5. Place the patient at the center of their own care

Too often, our health-care system has seemed designed for the convenience of doctors and hospitals, not patients. Everyone would like to place our patients at the center of their own care so they can help their providers prioritize tests and treatments and make the best decisions for their own health. Access to information through health-care informatics is one component of patient-centered care. Informatics tools under development will accelerate this process. These tools could be as simple as a reminder system in the EHR to prompt needed care at a single visit or as complex as a massive data search tool to identify individuals or communities that need a unique health risk urgently addressed so that patients can be informed of important health issues on a timely basis. For example, years ago a medication for digestive problems was found to cause fatal heart arrhythmias and there was no effective, systematic way to inform patients about this risk. By combining clinical and pharmacy data, a modern informatics system could rapidly identify patients taking the dangerous drug and contact each affected individual to discontinue the medication, preventing numerous life-threatening events.

Health care providers have barely scratched the surface of how to engage patients in their health away from the office setting.

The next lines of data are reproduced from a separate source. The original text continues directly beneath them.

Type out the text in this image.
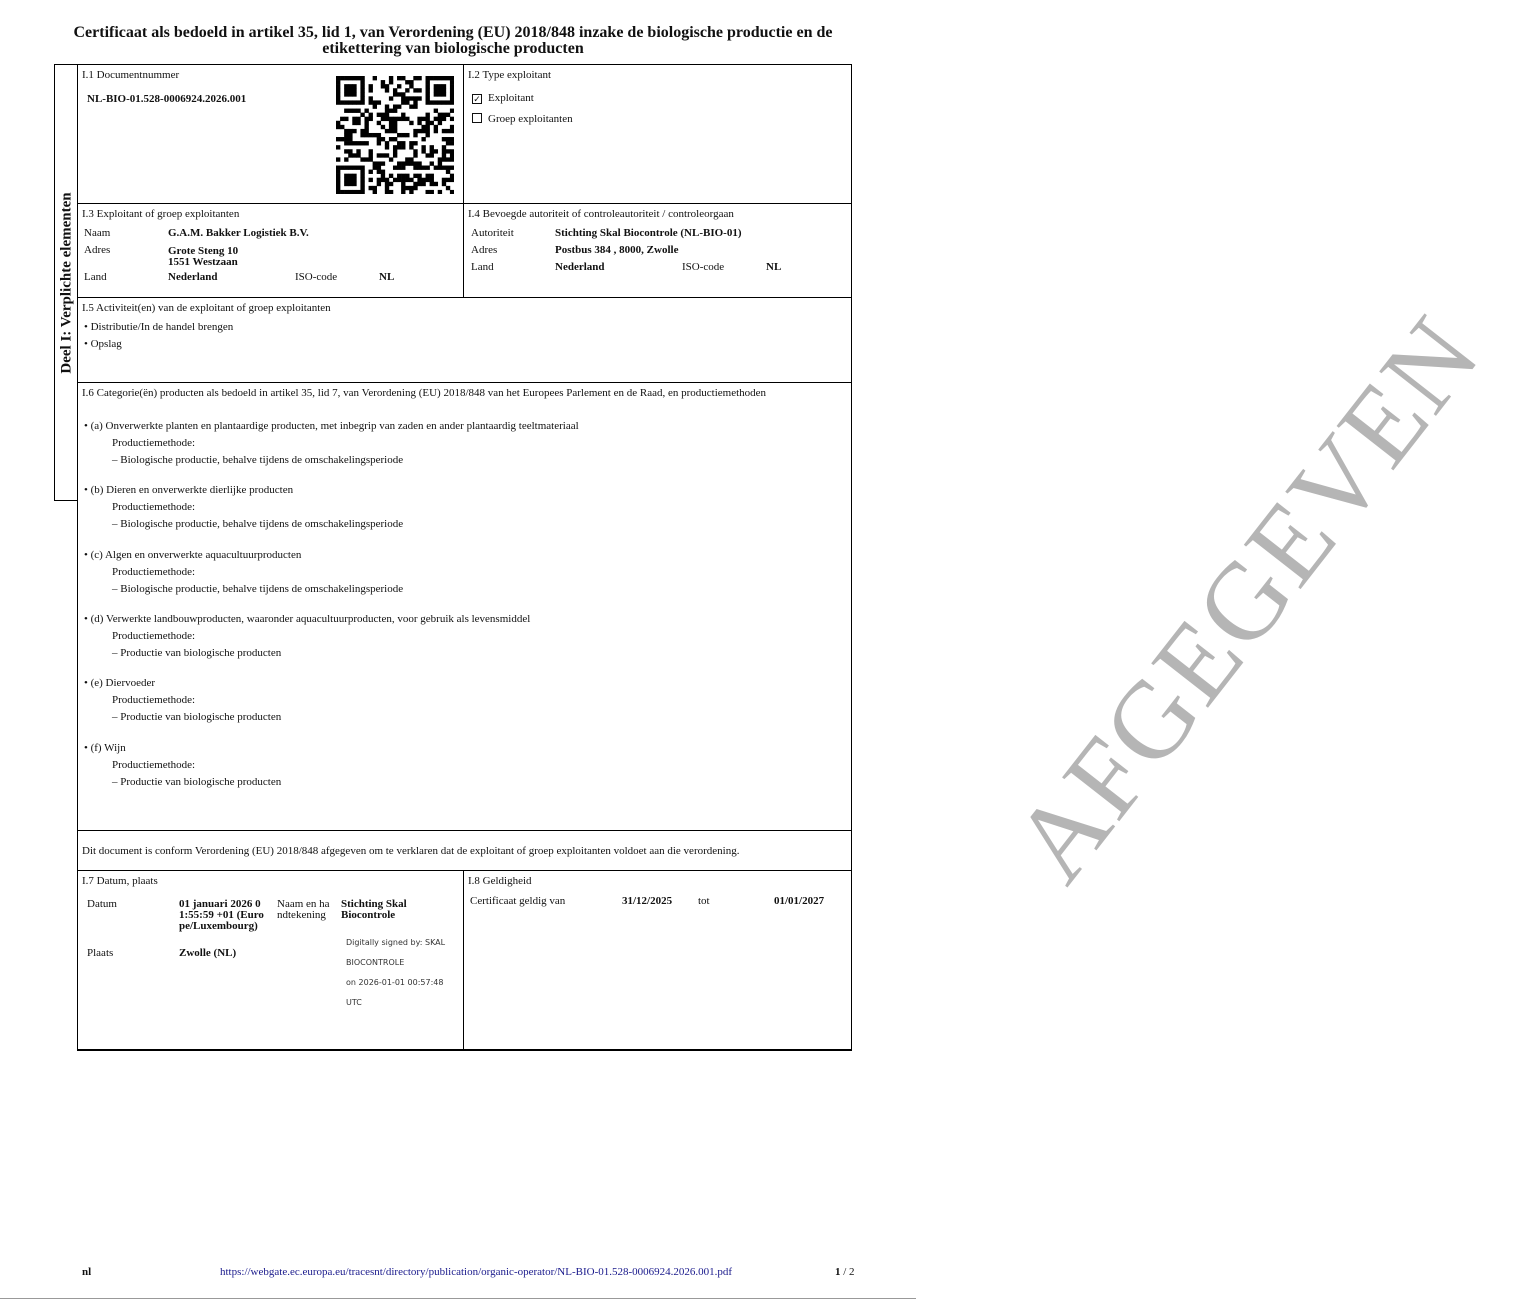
Certificaat als bedoeld in artikel 35, lid 1, van Verordening (EU) 2018/848 inzake de biologische productie en de etikettering van biologische producten
Deel I: Verplichte elementen
I.1 Documentnummer
NL-BIO-01.528-0006924.2026.001
I.2 Type exploitant
✓ Exploitant
Groep exploitanten
I.3 Exploitant of groep exploitanten
Naam	G.A.M. Bakker Logistiek B.V.
Adres	Grote Steng 10
1551 Westzaan
Land	Nederland	ISO-code	NL
I.4 Bevoegde autoriteit of controleautoriteit / controleorgaan
Autoriteit	Stichting Skal Biocontrole (NL-BIO-01)
Adres	Postbus 384 , 8000, Zwolle
Land	Nederland	ISO-code	NL
I.5 Activiteit(en) van de exploitant of groep exploitanten
• Distributie/In de handel brengen
• Opslag
I.6 Categorie(ën) producten als bedoeld in artikel 35, lid 7, van Verordening (EU) 2018/848 van het Europees Parlement en de Raad, en productiemethoden
• (a) Onverwerkte planten en plantaardige producten, met inbegrip van zaden en ander plantaardig teeltmateriaal
Productiemethode:
– Biologische productie, behalve tijdens de omschakelingsperiode
• (b) Dieren en onverwerkte dierlijke producten
Productiemethode:
– Biologische productie, behalve tijdens de omschakelingsperiode
• (c) Algen en onverwerkte aquacultuurproducten
Productiemethode:
– Biologische productie, behalve tijdens de omschakelingsperiode
• (d) Verwerkte landbouwproducten, waaronder aquacultuurproducten, voor gebruik als levensmiddel
Productiemethode:
– Productie van biologische producten
• (e) Diervoeder
Productiemethode:
– Productie van biologische producten
• (f) Wijn
Productiemethode:
– Productie van biologische producten
Dit document is conform Verordening (EU) 2018/848 afgegeven om te verklaren dat de exploitant of groep exploitanten voldoet aan die verordening.
I.7 Datum, plaats
Datum	01 januari 2026 01:55:59 +01 (Europe/Luxembourg)
Plaats	Zwolle (NL)
Naam en handtekening
Stichting Skal Biocontrole
Digitally signed by: SKAL
BIOCONTROLE
on 2026-01-01 00:57:48
UTC
I.8 Geldigheid
Certificaat geldig van	31/12/2025 tot	01/01/2027 AFGEGEVEN
nl	https://webgate.ec.europa.eu/tracesnt/directory/publication/organic-operator/NL-BIO-01.528-0006924.2026.001.pdf	1 / 2
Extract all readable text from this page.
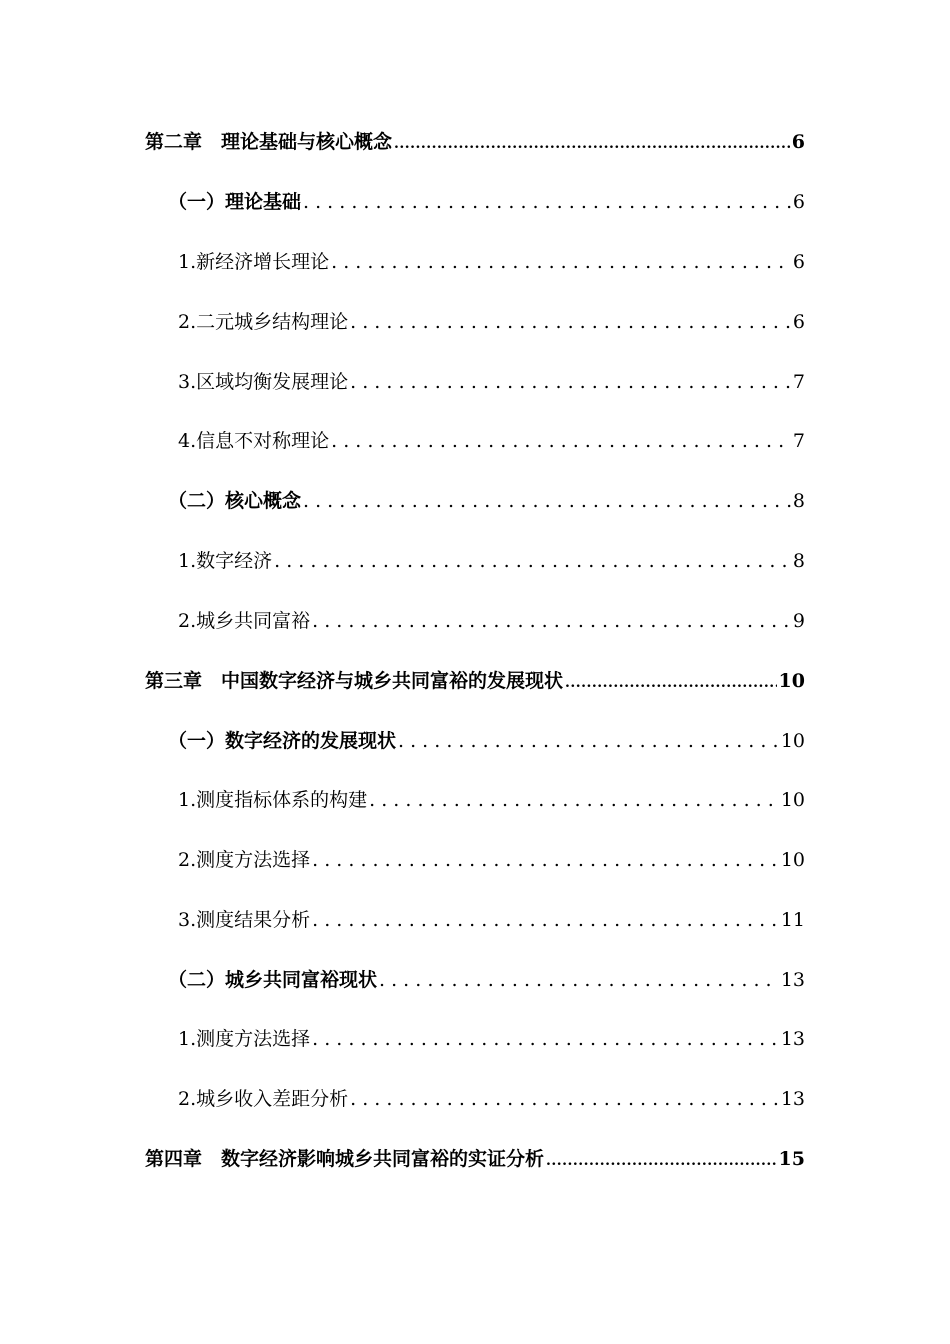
第二章　理论基础与核心概念 .....	6
（一）理论基础 . . .	6
1.新经济增长理论 . . .	6
2.二元城乡结构理论 . . .	6
3.区域均衡发展理论 . . .	7
4.信息不对称理论 . . .	7
（二）核心概念 . . .	8
1.数字经济 . . .	8
2.城乡共同富裕 . . .	9
第三章　中国数字经济与城乡共同富裕的发展现状 .....	10
（一）数字经济的发展现状 . . .	10
1.测度指标体系的构建 . . .	10
2.测度方法选择 . . .	10
3.测度结果分析 . . .	11
（二）城乡共同富裕现状 . . .	13
1.测度方法选择 . . .	13
2.城乡收入差距分析 . . .	13
第四章　数字经济影响城乡共同富裕的实证分析 .....	15
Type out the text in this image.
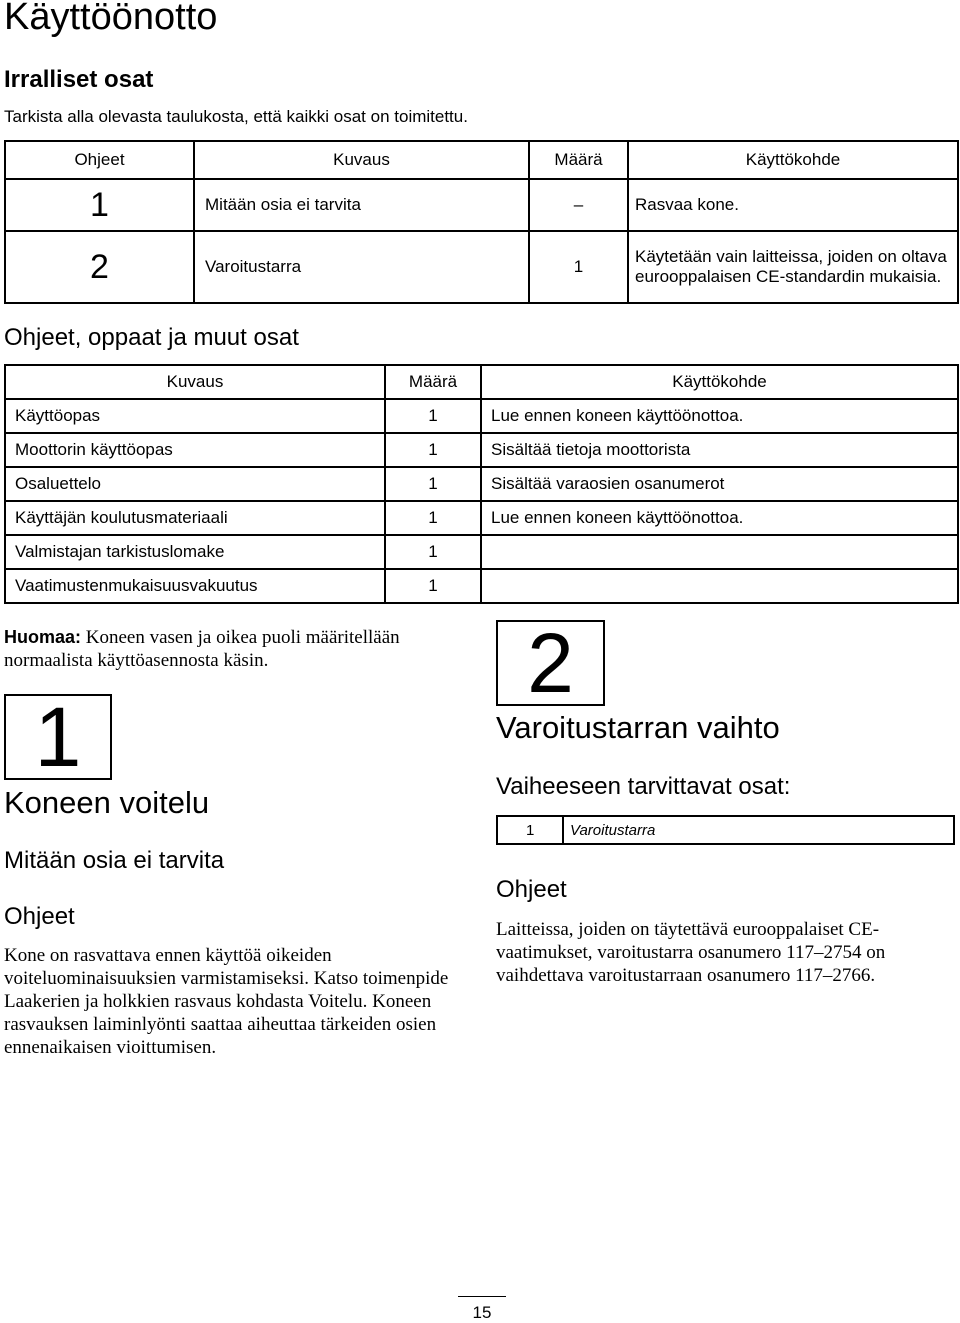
Käyttöönotto
Irralliset osat
Tarkista alla olevasta taulukosta, että kaikki osat on toimitettu.
Ohjeet	Kuvaus	Määrä	Käyttökohde
1	Mitään osia ei tarvita	–	Rasvaa kone.
2	Varoitustarra	1	Käytetään vain laitteissa, joiden on oltava eurooppalaisen CE-standardin mukaisia.
Ohjeet, oppaat ja muut osat
Kuvaus	Määrä	Käyttökohde
Käyttöopas	1	Lue ennen koneen käyttöönottoa.
Moottorin käyttöopas	1	Sisältää tietoja moottorista
Osaluettelo	1	Sisältää varaosien osanumerot
Käyttäjän koulutusmateriaali	1	Lue ennen koneen käyttöönottoa.
Valmistajan tarkistuslomake	1	
Vaatimustenmukaisuusvakuutus	1	
Huomaa: Koneen vasen ja oikea puoli määritellään normaalista käyttöasennosta käsin.
1
Koneen voitelu
Mitään osia ei tarvita
Ohjeet

Kone on rasvattava ennen käyttöä oikeiden voiteluominaisuuksien varmistamiseksi. Katso toimenpide Laakerien ja holkkien rasvaus kohdasta Voitelu. Koneen rasvauksen laiminlyönti saattaa aiheuttaa tärkeiden osien ennenaikaisen vioittumisen.

2
Varoitustarran vaihto
Vaiheeseen tarvittavat osat:
1	Varoitustarra
Ohjeet

Laitteissa, joiden on täytettävä eurooppalaiset CE-vaatimukset, varoitustarra osanumero 117–2754 on vaihdettava varoitustarraan osanumero 117–2766.

15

With novel mobile health devices such as smartphones and FitBits we can find ways to monitor serious illnesses at home, remind patients what they can do to optimize their care, and motivate people in enjoyable ways to prevent illness through good health habits or to manage chronic illness before the effects get out of hand. The result is truly individualized care.

Sam Cykert, MD, is a of Professor of Medicine at UNC in the Division of General Internal Medicine and Clinical Epidemiology and Director of the UNC School of Medicine Program on Health and Clinical Informatics. He also serves as the clinical director of the North Carolina Regional Extension Center for Health Information Technology and NC AHEC Practice Support Services as well as Chair of the Practice Support Committee for the North Carolina Healthcare Quality Alliance. These roles have involved leadership of a program that has involved over 1100 primary care practices with 4000 providers. The program, part of the North Carolina Area Health Education Centers Program (AHEC), provides practice-based consultation to assist providers reach “meaningful use” of electronic health records then perform rapid cycle quality improvement for important chronic care measures. His research activities emphasize access to care, resolution of health disparities, and primary care practice improvement. 

Tim Carey, MD, MPH, is professor of medicine and director of the Cecil B. Sheps Center for Health Services Research at UNC. His clinical appointment is in the Division of General Medicine. He also serves as Associate PI of the NC TraCS Institute, UNC’s CTSA affiliate. His research focuses on evidence-based medicine, access to care, health disparities, medical outcomes, and technology assessment. He has been involved with UNC’s electronic health record initiatives from the first phases of WebCIS through our recent Epic launch.